Crohn’s disease can also affect the entire thickness of the bowel wall, while ulcerative colitis only involves the innermost lining of the colon. And, in Crohn’s disease, the inflammation of the intestine can skip — leaving normal areas in between patches of diseased intestine. In ulcerative colitis this does not occur.

By gaining a better understanding of Crohn’s disease and/or ulcerative colitis, you will be more prepared to manage symptoms and live a full life. We are here to help provide support, information and disease management for these conditions.

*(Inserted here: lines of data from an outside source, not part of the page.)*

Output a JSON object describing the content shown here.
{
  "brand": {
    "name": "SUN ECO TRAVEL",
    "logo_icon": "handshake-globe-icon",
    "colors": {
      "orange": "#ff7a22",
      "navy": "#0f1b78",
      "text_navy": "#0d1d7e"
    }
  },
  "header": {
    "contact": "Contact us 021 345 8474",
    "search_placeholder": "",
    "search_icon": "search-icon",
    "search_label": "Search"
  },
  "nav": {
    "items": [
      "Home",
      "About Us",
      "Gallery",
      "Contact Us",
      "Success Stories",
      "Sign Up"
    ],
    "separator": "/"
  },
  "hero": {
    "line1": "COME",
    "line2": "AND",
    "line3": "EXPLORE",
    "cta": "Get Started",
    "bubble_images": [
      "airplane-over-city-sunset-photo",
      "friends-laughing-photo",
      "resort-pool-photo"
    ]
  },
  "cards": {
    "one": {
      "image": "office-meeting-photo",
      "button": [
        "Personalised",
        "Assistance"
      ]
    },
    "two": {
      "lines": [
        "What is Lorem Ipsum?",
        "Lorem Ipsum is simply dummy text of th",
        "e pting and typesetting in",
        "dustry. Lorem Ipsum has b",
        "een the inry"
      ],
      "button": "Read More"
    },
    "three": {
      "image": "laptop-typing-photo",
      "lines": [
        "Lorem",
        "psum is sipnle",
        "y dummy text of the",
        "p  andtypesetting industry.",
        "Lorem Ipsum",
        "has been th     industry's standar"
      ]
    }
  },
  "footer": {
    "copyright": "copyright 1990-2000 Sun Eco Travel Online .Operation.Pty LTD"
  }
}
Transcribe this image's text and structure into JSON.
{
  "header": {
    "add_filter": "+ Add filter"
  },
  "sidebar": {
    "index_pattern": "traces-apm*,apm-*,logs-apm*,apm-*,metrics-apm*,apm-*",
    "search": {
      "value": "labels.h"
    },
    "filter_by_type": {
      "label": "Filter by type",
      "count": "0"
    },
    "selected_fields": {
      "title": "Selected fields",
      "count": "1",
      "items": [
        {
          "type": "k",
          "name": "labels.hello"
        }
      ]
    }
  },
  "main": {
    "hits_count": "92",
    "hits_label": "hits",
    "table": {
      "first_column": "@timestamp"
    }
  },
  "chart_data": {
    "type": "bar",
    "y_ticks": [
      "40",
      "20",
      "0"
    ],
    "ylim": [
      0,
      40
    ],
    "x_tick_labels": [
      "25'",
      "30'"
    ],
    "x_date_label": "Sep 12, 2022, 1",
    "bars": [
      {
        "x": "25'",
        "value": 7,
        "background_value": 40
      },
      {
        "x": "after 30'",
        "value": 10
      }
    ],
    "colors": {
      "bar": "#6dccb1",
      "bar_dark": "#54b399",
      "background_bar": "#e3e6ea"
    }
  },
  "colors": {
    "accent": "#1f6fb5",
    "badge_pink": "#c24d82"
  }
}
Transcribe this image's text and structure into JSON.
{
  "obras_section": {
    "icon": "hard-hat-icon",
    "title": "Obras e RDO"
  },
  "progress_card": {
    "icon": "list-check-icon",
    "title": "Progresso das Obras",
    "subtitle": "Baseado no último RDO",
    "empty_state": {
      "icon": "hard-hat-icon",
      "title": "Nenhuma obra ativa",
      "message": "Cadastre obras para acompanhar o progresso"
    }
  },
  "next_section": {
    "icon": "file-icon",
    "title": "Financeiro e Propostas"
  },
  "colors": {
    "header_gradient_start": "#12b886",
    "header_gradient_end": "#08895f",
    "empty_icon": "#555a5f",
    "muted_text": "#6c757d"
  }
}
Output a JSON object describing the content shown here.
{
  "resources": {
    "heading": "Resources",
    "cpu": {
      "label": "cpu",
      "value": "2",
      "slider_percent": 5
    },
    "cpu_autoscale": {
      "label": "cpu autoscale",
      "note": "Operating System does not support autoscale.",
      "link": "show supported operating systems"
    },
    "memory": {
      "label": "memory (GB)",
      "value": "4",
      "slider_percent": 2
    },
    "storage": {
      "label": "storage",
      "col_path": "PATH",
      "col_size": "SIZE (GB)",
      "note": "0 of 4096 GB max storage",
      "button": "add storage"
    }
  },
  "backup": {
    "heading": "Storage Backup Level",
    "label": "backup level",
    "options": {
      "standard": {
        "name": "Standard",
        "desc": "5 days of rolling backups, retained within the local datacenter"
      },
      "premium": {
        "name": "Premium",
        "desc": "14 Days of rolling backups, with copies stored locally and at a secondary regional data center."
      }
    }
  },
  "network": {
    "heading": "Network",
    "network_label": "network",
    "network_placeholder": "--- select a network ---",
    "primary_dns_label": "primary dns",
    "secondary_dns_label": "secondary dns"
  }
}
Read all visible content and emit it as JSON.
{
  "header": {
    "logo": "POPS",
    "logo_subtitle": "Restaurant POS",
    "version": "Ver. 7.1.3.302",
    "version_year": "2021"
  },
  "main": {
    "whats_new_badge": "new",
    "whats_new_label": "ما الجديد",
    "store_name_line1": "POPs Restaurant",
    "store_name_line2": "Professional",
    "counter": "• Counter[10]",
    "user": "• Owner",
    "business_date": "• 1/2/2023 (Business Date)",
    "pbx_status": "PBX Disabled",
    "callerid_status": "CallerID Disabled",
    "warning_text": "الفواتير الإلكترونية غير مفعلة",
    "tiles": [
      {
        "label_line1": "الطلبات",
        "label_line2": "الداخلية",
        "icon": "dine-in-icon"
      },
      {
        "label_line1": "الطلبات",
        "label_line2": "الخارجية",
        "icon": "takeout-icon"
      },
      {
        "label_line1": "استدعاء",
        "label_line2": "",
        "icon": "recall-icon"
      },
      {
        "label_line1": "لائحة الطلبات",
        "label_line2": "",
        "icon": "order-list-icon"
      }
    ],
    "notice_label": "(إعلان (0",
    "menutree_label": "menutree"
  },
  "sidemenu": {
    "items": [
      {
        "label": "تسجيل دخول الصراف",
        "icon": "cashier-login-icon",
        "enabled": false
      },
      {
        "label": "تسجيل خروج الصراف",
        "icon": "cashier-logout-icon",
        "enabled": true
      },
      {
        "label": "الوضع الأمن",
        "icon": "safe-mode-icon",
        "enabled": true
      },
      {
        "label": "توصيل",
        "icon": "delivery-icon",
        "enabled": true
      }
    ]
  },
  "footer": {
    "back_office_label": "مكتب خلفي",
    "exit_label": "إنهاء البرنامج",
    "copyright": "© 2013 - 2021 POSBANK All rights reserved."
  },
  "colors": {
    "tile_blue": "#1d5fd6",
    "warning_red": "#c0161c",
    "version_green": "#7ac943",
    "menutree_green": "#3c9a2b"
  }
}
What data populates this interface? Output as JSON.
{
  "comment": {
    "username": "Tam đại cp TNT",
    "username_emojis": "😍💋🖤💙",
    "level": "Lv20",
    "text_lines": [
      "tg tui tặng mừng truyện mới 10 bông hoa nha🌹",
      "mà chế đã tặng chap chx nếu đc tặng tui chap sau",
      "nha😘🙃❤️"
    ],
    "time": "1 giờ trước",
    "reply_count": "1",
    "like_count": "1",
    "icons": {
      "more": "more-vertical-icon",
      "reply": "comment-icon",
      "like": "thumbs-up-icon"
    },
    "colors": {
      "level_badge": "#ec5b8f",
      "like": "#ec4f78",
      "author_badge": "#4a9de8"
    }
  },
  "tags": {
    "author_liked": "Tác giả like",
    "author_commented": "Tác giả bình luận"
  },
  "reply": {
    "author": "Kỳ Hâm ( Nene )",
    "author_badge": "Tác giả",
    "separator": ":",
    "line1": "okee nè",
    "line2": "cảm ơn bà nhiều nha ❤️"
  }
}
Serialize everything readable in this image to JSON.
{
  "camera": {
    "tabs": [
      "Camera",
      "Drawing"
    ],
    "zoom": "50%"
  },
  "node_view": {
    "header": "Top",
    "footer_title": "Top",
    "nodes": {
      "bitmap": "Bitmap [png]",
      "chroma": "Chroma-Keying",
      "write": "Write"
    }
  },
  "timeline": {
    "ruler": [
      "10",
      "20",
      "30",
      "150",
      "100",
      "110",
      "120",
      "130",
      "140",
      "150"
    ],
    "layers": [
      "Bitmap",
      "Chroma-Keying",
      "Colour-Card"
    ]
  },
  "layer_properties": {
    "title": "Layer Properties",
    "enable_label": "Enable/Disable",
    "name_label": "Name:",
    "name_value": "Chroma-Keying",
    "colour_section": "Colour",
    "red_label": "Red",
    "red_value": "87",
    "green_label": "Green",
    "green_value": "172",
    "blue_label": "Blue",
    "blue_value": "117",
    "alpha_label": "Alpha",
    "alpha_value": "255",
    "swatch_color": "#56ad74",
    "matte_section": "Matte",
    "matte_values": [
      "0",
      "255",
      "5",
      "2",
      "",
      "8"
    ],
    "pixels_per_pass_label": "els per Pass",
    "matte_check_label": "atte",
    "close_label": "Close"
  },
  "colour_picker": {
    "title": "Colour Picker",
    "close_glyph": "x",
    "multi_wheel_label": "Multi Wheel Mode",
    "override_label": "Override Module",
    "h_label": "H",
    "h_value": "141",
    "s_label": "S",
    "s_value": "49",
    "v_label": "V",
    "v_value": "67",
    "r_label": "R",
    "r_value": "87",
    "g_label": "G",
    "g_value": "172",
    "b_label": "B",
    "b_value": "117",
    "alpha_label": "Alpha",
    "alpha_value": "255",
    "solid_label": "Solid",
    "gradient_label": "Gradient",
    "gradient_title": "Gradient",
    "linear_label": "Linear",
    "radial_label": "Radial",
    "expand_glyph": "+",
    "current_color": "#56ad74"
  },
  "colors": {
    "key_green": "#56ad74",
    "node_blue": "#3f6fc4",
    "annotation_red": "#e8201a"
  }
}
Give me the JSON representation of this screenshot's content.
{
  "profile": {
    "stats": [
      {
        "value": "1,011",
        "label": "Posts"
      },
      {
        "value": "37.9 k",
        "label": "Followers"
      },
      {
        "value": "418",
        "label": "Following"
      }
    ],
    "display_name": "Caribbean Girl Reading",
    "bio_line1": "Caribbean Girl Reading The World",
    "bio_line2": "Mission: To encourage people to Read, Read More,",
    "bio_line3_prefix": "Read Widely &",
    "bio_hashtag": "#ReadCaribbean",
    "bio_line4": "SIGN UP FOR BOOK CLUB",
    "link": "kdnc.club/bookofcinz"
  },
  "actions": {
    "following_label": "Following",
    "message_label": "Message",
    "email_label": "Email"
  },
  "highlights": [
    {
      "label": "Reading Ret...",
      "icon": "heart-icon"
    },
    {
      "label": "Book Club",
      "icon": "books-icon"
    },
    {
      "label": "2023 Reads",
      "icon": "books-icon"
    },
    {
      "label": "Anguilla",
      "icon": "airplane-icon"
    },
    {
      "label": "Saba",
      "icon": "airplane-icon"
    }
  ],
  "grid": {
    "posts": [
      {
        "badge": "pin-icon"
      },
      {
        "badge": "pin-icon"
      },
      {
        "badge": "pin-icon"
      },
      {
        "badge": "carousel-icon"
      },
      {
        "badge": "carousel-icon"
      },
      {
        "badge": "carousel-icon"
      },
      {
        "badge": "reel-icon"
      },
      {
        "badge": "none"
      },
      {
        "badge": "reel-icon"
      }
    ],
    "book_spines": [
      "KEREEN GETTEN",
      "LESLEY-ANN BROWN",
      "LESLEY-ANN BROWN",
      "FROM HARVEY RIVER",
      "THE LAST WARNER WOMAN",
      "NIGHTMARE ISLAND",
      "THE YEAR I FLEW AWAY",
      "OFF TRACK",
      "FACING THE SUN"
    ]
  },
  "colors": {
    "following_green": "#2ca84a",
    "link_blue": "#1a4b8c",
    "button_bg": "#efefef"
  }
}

Signs and Symptoms of Crohn’s Disease

While symptoms vary from person to person and some may be more common than others, the tell-tale symptoms of Crohn’s disease include:

  • Persistent diarrhea
  • Rectal bleeding
  • Urgent need to move bowels
  • Abdominal cramps and pain
  • Sensation of incomplete evacuation
  • Constipation (can lead to bowel obstruction)

Even if you think you are showing signs of Crohn’s disease symptoms, only proper testing performed by a qualified doctor can render a diagnosis. We provide comprehensive diagnostic services to help you get a clear picture of your digestive health. If diagnosed with Crohn’s disease, we will develop a treatment and management plan that’s right for you.

Signs and Symptoms of Ulcerative Colitis

Ulcerative colitis is the result of an abnormal response by your body’s immune system. With this chronic condition, the lining of the colon becomes inflamed and develops tiny open sores, or ulcers, that produce pus and mucous. The combination of inflammation and ulceration can cause abdominal discomfort and frequent emptying of the colon.

About half of all patients with ulcerative colitis experience mild symptoms. Be sure to consult a physician if you experience any of the following symptoms:

  • bowel movements become looser and more urgent
  • persistent diarrhea accompanied by abdominal pain and blood in the stool
  • stool is generally bloody
  • crampy abdominal pain
  • loss of appetite and/or weight loss
  • fatigue/low energy

The symptoms of ulcerative colitis tend to come and go. These periods of remission can span months or even years, although symptoms do eventually return. The unpredictable course of ulcerative colitis can make effective treatment difficult, but our staff is trained to help you manage and live an active life with the condition.

Microscopic colitis, unlike ulcerative colitis, is an inflammation of the bowel that is only visible using a microscope. Microscopic colitis is less severe than other types of IBD because it does not lead to cancer and rarely requires surgery. However, microscopic colitis can cause considerable pain and discomfort. If you are diagnosed with microscopic colitis, we will work to treat you quickly and comprehensively.